Q: In a review of the book for NPR, Alethea Kontis said, "I admit I was surprised by the book's ending, but I think I liked it all the more for that." Without giving anything away, did you know how the book would end before you started writing it, or did you make many changes along the way?
A: We had no idea! The final few chapters stole into the book like a thief in the night. Like with our first novel, we knew we weren't going to write a tied-up-with-a-bow neat ending. We knew the events the girls lived through would profoundly impact them and their friendship and it always seemed implausible to us that they would end in the same place they began.
However, the specifics? Those came to us through the writing and revision process.
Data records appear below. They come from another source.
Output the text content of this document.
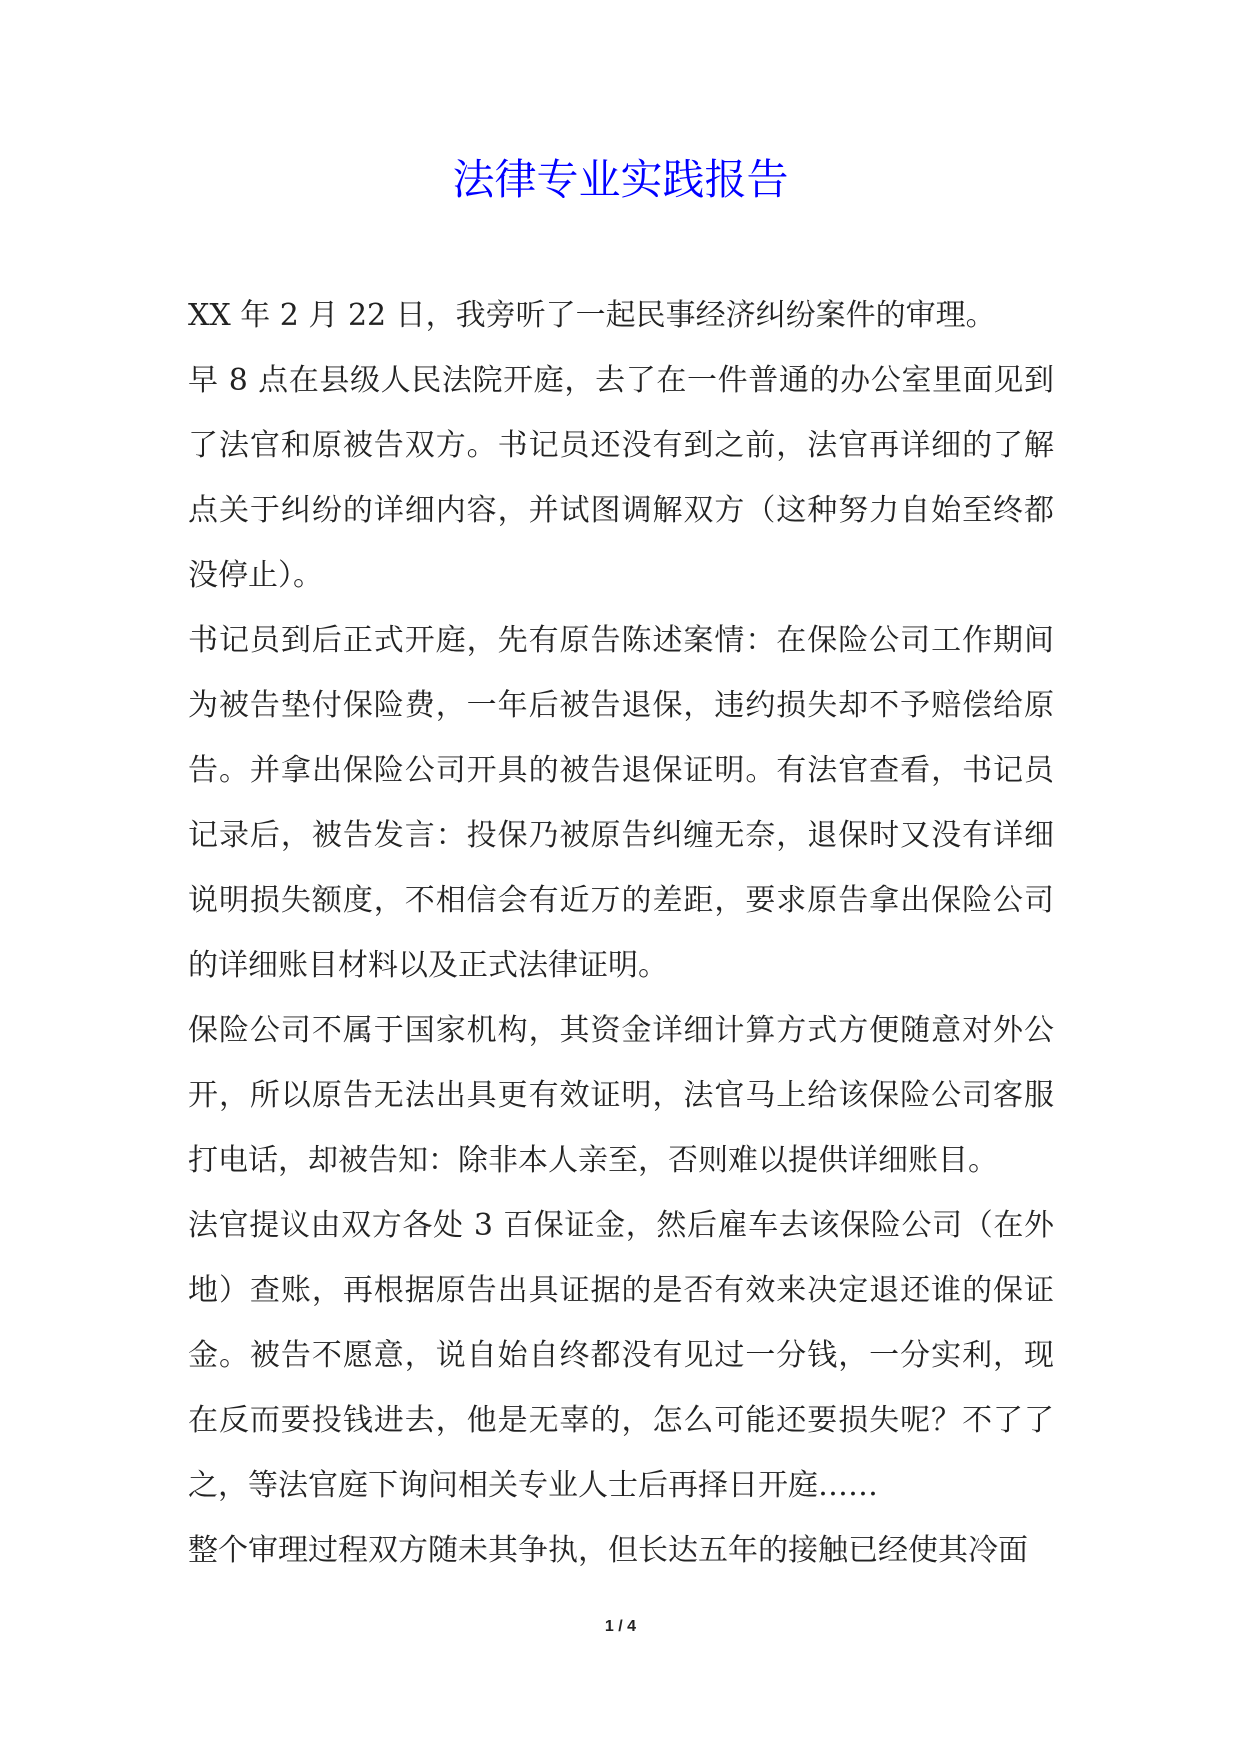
法律专业实践报告

XX 年 2 月 22 日，我旁听了一起民事经济纠纷案件的审理。

早 8 点在县级人民法院开庭，去了在一件普通的办公室里面见到了法官和原被告双方。书记员还没有到之前，法官再详细的了解点关于纠纷的详细内容，并试图调解双方（这种努力自始至终都没停止）。

书记员到后正式开庭，先有原告陈述案情：在保险公司工作期间为被告垫付保险费，一年后被告退保，违约损失却不予赔偿给原告。并拿出保险公司开具的被告退保证明。有法官查看，书记员记录后，被告发言：投保乃被原告纠缠无奈，退保时又没有详细说明损失额度，不相信会有近万的差距，要求原告拿出保险公司的详细账目材料以及正式法律证明。

保险公司不属于国家机构，其资金详细计算方式方便随意对外公开，所以原告无法出具更有效证明，法官马上给该保险公司客服打电话，却被告知：除非本人亲至，否则难以提供详细账目。

法官提议由双方各处 3 百保证金，然后雇车去该保险公司（在外地）查账，再根据原告出具证据的是否有效来决定退还谁的保证金。被告不愿意，说自始自终都没有见过一分钱，一分实利，现在反而要投钱进去，他是无辜的，怎么可能还要损失呢？不了了之，等法官庭下询问相关专业人士后再择日开庭……

整个审理过程双方随未其争执，但长达五年的接触已经使其冷面

1 / 4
We're big fans of revision! We believe our books find their true north in that process.
Q: How do the two of you collaborate on your books? What's your writing process like?
A: Our process has changed from project to project. For Fly, we plotted and wrote the entire thing sitting side by side. We've discovered we're much more efficient and effective doing that than trying to swap chapters back and forth.
Kim is an auditory person and Gilly is visual, so we both talk out scenes and ideas and write them out. It works for both of us because we lean into our strengths and lean on each other to shore up our weaknesses.
Q: What are you working on now?
A: We're at the beginning of concepting a couple of new co-authored projects! This part is the most fun for us because we sit around bouncing ideas off each other and it's part of why we love to be one another's creative partners so much.
The down side is - nothing has crystallized quite yet, so it's hard for us to say, specifically, what's next beyond saying they're both dual narrative YA and MG concepts.
Q: Anything else we should know?
A: We're really proud of the Jewish representation in this book! Leni's Jewish identity and community plays an important role in her journey and it was important to us to put that on the page.